Bove, Thierry ; de Kerchove, Laurent ; Baert, Jerome ; Radermecker, Marc ; Durieux, Rodolphe ; Gutermann, Herbert ; Van Kerrebroeck, Christian ; Szecel, Delphine ; Meuris, Bart

Keywords:

Science & Technology, Life Sciences & Biomedicine, Cardiac & Cardiovascular Systems, Respiratory System, Surgery, Cardiovascular System & Cardiology, PACEMAKER IMPLANTATION, BIOPROSTHESIS, BLOCK, Aged, Aged, 80 and over, Aortic Valve, Aortic Valve Stenosis, Arrhythmias, Cardiac, Bundle-Branch Block, Female, Heart Valve Prosthesis, Heart Valve Prosthesis Implantation, Humans, Male, Pacemaker, Artificial, Prosthesis Design, Retrospective Studies, Treatment Outcome, 1102 Cardiorespiratory Medicine and Haematology, 1103 Clinical Sciences, 3201 Cardiovascular medicine and haematology, 3202 Clinical sciences

Abstract:

BACKGROUND: This study was conducted to determine the incidence of postoperative conduction disorders and need for pacemaker (PM) implantation after aortic valve replacement (AVR) with the Perceval prosthesis (Livanova, Saluggia, Italy).
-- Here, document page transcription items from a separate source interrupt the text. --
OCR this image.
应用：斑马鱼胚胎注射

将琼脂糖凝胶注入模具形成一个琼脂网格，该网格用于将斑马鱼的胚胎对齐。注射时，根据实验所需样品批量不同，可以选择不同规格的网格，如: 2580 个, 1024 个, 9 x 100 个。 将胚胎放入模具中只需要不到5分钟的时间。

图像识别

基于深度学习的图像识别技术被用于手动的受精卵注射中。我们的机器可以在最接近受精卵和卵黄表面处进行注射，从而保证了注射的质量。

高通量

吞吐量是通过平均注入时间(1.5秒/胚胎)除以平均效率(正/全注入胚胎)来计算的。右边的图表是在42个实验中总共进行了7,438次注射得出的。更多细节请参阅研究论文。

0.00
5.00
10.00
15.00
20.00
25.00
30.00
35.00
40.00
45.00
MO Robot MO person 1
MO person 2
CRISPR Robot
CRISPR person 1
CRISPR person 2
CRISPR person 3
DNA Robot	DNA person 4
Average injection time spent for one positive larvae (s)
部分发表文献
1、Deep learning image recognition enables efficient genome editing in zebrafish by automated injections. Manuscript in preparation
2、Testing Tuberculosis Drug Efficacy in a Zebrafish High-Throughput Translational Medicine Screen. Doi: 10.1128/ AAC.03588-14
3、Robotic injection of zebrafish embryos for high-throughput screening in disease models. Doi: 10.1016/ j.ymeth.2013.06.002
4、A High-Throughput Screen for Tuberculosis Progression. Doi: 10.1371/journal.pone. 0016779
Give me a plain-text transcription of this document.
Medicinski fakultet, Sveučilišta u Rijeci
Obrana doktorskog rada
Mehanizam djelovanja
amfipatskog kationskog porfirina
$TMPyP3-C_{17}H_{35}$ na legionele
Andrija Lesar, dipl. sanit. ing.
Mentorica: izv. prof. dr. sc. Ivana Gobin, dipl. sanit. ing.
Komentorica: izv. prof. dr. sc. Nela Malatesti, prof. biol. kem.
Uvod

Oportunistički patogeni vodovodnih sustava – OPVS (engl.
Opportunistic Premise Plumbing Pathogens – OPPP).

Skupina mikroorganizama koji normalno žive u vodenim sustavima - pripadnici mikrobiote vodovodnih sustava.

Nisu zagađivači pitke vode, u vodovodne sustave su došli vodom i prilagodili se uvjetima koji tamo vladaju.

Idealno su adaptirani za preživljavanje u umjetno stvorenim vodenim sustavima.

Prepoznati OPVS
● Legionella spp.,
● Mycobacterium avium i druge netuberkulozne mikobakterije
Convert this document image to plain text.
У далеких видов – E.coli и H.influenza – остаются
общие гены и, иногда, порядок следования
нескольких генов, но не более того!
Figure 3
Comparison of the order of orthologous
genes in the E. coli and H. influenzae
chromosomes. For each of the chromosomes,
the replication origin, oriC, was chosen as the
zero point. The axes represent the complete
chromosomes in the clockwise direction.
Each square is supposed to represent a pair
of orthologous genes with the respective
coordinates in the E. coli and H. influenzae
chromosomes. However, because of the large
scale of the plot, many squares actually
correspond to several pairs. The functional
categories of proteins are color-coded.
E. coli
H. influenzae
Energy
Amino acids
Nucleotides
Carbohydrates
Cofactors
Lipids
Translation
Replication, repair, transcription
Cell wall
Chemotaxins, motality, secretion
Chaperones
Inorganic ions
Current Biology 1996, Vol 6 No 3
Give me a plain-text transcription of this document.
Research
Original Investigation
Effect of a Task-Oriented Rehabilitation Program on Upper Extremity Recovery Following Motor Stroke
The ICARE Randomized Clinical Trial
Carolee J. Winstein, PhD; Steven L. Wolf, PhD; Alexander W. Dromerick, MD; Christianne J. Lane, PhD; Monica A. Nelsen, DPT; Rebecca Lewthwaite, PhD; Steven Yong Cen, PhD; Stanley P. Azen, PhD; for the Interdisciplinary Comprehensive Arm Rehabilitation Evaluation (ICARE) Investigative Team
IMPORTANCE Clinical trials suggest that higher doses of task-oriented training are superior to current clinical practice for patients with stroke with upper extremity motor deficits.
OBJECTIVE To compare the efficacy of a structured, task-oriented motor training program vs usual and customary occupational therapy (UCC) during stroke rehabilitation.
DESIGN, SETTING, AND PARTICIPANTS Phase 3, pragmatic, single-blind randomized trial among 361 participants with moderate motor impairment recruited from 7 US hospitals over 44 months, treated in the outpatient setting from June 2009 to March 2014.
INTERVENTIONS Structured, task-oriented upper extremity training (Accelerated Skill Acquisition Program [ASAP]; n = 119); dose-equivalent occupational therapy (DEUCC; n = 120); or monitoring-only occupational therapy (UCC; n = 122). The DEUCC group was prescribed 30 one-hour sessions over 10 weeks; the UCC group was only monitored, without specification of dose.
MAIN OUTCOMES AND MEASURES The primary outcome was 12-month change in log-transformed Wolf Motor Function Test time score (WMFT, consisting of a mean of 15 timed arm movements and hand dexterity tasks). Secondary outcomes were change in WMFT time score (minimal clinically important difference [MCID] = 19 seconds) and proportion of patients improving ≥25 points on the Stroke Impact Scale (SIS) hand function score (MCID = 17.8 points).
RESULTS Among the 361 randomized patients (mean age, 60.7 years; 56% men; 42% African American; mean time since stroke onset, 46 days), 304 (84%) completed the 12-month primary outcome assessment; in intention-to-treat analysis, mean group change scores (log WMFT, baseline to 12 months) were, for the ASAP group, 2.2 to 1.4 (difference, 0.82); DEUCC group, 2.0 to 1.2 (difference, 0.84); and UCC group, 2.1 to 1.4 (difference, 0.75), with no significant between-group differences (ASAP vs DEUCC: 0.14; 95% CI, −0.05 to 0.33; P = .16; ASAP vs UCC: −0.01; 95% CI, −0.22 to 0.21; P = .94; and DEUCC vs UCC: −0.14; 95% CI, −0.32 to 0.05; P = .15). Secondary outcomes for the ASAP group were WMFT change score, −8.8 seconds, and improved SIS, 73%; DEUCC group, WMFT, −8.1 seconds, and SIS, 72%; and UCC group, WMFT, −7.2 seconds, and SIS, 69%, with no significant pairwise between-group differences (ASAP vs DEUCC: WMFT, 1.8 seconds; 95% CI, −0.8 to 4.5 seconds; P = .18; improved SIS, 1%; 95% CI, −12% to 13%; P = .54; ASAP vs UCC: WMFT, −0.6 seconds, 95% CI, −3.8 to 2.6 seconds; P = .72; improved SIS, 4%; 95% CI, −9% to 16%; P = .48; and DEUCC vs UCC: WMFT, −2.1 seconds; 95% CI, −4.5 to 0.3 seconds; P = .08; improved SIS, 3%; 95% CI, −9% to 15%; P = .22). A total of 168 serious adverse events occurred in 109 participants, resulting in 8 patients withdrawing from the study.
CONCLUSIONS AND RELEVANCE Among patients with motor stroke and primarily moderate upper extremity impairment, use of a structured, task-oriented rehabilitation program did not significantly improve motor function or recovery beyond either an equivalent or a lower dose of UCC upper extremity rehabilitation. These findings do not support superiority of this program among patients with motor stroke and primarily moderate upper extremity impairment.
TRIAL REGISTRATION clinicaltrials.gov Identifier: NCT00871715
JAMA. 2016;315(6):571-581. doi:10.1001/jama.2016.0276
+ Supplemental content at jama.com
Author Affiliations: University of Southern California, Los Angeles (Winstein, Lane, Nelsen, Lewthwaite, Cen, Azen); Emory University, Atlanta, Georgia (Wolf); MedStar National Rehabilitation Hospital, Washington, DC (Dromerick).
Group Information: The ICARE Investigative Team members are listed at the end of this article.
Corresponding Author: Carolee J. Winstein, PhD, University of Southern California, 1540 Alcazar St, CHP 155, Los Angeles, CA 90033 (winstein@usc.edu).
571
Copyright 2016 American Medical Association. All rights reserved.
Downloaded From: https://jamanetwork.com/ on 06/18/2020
METHODS: From January 2007 to December 2017, 908 patients underwent AVR with Perceval S in 5 participating centers. Study end points focused on electrocardiographic changes after AVR and the incidence of new PM implantation in 801 patients after exclusion of patients with previous PM (n = 48) or patients undergoing tricuspid (n = 28) and/or atrial fibrillation ablation (n = 31) surgery. Logistic regression analysis was performed to determine risk factors for PM need. RESULTS: Mean age was 79.7 ± 5.2 years, and 476 (59.4%) were women. Median logistic European System for Cardiac Operative Risk Evaluation (2011 revision) score was 4.1% (interquartile range, 2.6%-6.0%). Isolated AVR was performed in 441 patients (55.1%). Associated procedures were coronary artery bypass grafting in 309 (38.6%) and mitral valve surgery in 51 (6.4%). Overall 30-day mortality was 3.9% and was 2.8% for isolated AVR. Electrocardiographic changes included a significant increase of left bundle branch block from 7.4% to 23.7% (P < .001) and development of complete atrioventricular block requiring PM implantation in 9.5%. Multivariable analysis revealed independent of a learning period (odds ratio [OR], 1.91; 95% confidence limits (CL), 1.16-3.13; P = .011), preexisting right-bundle branch block (OR, 2.77; 95% CL, 1.40-5.48; P = .003), intraoperative prosthesis repositioning (OR, 6.70; 95% CL, 1.89-24.40; P = .003), and size extra large (OR, 6.81; 95% CL, 1.55-29.96; P = .011) as significant predictors of PM implantation. CONCLUSIONS: In a challenging elderly population, use of the Perceval S for AVR provides low operative mortality but at the risk of an increased PM implantation rate. Besides preexisting right bundle branch block, the significant effect of size extra large, an increased valve size/body surface area ratio, and need for intraoperative repositioning on PM rate are underscoring the reappraisal of the annular sizing policy.